In Education, consideration will be given to providing statutory education across four days, with non-curriculum led activities held for targeted groups of pupils on the fifth day within high schools. This option would generate a saving of £1.3million in 2023/24, rising to £2million in 2024/25.
And a three-weekly bin collection cycle could be introduced, which as well as improving the area’s recycling rate, would save the Council £50,000 in 2023/24, rising to £150,000 the following year.
Options to reduce the Communities and Working4U teams could generate a saving of almost £1.6 million between them.
The options will be discussed and considered at a meeting of full Council on Wednesday 1 March, with no decisions taken before that date.
Council Chief Executive Peter Hessett, pictured, said: “Officers have undertaken a significant amount of work while preparing these budget options, with a view to enabling the Council to deliver a balanced budget. While we all want to protect and preserve the services our communities rely on most, and have strived to minimise the impact on our communities and employees, the scale of the financial challenge is unprecedented.
“I recognise the publication of these options will be unsettling for residents who rely on services and are already experiencing challenges due to the cost of living.
Sadly the Council is not immune from those same pressures: inflation, interest rates, increased fuel and utility costs, combined with the funding the Council will receive from the Scottish Government amounting to a real-terms decrease compared with 2022/23.
“These are proposals at this stage and no decision will be made until they are considered by Councillors at the Council meeting on the 1st of March.”
Further details on the options being presented to Council are available on the [council] website here.
There are two things wrong with this statement. The first and most serious is that it has not been issued by a councillor, an elected representative of the people.
It does not tell us which party is in power in Church Street or arrogate responsibility to those whom they consider to be responsible for the mess we are in, which isn’t just “unsettling” but causing both physical and mental harm across the community.
This bland statement in mitigation is telling the public, which has never had it so bad, that if we think things are hard for us then times are just as tough for them.
Really? We shouldn’t be giving a monkey’s about them since they are well looked after and well able to look after themselves.
My council tax is pretty hefty and, I would imagine, so is yours.

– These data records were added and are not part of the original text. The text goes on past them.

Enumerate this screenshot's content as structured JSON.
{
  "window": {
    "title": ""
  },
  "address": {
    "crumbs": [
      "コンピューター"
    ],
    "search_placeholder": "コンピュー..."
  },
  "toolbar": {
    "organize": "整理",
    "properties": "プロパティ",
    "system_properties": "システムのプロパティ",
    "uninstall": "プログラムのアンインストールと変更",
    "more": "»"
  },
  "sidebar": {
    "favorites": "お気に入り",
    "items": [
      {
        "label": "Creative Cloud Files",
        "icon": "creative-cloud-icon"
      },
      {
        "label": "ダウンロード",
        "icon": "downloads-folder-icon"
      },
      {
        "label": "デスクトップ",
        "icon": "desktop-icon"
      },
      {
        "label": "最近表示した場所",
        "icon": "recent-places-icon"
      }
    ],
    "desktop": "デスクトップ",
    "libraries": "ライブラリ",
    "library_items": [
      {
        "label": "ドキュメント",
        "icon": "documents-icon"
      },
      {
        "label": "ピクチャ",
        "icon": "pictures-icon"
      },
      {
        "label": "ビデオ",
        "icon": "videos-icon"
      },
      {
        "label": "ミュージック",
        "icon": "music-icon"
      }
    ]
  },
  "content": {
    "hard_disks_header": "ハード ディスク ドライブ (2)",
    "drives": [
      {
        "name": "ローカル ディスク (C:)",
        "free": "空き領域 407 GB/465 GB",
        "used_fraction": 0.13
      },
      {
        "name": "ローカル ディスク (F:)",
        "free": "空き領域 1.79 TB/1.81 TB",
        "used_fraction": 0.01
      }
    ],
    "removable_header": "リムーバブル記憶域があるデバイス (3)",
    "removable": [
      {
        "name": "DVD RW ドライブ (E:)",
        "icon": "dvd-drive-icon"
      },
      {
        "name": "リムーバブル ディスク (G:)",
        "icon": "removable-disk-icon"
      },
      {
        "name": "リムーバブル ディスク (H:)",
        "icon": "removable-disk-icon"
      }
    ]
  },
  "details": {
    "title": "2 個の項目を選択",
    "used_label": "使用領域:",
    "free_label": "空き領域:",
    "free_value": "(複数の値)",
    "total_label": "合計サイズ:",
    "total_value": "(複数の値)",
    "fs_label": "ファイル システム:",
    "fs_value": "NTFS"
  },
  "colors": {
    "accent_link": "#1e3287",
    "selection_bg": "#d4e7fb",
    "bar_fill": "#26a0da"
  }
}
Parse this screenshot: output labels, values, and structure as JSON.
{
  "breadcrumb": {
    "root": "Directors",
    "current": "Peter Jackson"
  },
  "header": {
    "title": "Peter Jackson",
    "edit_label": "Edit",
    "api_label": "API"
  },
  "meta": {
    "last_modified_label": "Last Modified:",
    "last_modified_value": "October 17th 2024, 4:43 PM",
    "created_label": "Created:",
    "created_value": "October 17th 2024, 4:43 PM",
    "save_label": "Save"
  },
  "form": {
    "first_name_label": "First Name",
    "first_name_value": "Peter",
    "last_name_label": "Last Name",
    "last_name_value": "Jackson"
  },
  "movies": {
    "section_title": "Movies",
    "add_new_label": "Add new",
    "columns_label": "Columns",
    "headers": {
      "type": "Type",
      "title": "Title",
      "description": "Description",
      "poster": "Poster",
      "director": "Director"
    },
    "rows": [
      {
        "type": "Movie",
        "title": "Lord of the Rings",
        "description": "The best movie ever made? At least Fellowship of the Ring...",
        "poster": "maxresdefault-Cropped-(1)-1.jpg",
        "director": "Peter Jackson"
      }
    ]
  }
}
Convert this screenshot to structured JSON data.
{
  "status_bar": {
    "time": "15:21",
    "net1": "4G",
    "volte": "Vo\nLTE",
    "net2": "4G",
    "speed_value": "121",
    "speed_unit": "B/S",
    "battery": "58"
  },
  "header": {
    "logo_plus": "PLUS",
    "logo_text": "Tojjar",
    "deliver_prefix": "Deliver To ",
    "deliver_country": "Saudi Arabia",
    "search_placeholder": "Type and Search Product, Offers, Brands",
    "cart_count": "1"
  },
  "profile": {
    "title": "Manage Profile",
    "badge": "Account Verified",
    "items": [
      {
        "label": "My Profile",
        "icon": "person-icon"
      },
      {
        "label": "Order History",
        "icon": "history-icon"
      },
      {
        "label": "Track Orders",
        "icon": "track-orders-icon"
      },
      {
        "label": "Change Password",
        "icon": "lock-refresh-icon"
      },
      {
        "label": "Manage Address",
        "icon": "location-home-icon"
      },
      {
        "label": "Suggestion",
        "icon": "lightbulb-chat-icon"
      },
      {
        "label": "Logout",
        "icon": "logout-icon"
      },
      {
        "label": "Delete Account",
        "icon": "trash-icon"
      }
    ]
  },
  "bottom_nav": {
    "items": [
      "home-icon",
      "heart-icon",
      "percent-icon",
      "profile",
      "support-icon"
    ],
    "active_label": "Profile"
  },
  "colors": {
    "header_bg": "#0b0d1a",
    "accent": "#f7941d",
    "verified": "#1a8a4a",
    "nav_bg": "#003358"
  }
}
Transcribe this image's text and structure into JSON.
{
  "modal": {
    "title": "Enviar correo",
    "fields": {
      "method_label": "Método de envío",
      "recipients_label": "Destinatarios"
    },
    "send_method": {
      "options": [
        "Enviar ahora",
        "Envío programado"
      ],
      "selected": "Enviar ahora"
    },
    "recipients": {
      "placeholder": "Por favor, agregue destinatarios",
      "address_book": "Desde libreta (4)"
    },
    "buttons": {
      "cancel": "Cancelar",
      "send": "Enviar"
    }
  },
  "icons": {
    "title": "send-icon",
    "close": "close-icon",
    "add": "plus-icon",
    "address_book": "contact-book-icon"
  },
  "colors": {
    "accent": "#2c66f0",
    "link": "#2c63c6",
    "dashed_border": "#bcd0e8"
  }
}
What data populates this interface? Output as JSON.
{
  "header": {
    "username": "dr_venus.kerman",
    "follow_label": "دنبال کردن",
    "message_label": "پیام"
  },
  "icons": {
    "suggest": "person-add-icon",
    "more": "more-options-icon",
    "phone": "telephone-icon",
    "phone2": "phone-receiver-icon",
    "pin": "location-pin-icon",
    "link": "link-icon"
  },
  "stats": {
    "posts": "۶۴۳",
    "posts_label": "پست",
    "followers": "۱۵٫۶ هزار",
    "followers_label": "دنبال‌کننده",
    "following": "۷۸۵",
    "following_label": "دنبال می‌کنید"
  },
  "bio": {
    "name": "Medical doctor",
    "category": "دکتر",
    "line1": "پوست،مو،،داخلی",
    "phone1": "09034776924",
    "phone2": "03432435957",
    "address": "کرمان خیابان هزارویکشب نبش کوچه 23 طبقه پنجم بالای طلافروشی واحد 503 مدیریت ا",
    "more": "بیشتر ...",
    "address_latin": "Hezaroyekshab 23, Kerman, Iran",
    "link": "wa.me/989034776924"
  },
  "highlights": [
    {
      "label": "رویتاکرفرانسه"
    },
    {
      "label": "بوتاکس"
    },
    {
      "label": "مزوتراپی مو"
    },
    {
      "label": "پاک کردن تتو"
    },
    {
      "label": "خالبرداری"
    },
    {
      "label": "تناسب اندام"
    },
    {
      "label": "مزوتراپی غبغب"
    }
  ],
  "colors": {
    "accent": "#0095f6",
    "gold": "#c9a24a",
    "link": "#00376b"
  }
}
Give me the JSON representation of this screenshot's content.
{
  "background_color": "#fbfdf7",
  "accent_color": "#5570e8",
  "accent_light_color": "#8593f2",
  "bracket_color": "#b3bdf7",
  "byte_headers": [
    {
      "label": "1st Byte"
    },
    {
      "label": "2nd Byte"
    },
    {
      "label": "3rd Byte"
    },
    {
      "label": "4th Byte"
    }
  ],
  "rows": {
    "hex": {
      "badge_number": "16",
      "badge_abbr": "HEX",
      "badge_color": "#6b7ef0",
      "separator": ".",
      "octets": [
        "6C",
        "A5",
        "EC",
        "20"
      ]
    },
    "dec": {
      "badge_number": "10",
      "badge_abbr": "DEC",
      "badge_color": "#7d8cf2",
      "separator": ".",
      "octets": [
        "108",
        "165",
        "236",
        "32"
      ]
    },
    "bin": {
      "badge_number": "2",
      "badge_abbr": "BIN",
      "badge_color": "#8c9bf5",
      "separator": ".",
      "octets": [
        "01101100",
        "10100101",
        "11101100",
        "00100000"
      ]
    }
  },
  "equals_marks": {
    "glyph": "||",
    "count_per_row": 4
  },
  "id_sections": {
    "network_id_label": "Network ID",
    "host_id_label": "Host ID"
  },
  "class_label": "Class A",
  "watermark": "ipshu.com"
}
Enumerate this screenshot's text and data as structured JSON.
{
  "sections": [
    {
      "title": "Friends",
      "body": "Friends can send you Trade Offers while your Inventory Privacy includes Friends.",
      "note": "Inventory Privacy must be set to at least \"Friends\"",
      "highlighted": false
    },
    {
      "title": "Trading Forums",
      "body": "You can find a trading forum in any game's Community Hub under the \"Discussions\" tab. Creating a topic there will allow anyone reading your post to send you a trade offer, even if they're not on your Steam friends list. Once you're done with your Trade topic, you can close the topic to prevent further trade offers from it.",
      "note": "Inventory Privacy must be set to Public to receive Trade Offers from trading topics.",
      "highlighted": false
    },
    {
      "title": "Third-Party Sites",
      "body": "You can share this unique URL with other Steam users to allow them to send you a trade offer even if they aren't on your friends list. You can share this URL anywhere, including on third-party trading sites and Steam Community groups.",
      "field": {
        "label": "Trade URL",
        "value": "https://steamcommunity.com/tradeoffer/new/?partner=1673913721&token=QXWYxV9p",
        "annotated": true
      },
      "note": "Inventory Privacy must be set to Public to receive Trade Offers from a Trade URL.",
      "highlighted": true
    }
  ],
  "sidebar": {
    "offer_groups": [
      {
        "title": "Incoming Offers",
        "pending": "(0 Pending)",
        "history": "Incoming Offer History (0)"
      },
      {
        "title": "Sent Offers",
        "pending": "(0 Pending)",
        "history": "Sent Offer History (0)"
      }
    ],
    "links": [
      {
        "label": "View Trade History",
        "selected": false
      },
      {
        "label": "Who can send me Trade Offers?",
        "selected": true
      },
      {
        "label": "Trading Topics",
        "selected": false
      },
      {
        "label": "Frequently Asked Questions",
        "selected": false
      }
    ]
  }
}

I don’t blame the council’s communications department for this propaganda.
I blame the people who sent them out to serve it up to a gullible public and press, and that’s the councillors.
That is why we need change here. We need people to get up off their backsides and tell our councillors and officials that this change will not be brought about easily.
If you always do what you always did then you will always get what you always got.
Disgracefully, while looking through the proposed cuts for West Dunbartonshire, I noticed that some people employed in putting them together were the same people who were responsible for making an employee’s life a complete and utter misery and advocating that he should be unfairly sacked and on the spot. An employment tribunal rightly condemned them for this gross error of malpractice. Man’s inhumanity to man comes to mind.
Maybe such persons as these should be sacked on the spot instead of being allowed to continue with their careers and deciding for themselves when they will leave with one of those “golden parachute” pensions and compensation deals which so many people in public service occupations receive for failure.
In West Dunbartonshire, we have not been well served by our council since the last reorganisation of local government in Scotland.
A review of what is going on now – and swift action to implement the hopefully new ideas and systems of government it will produce – is what is required. And it is required now.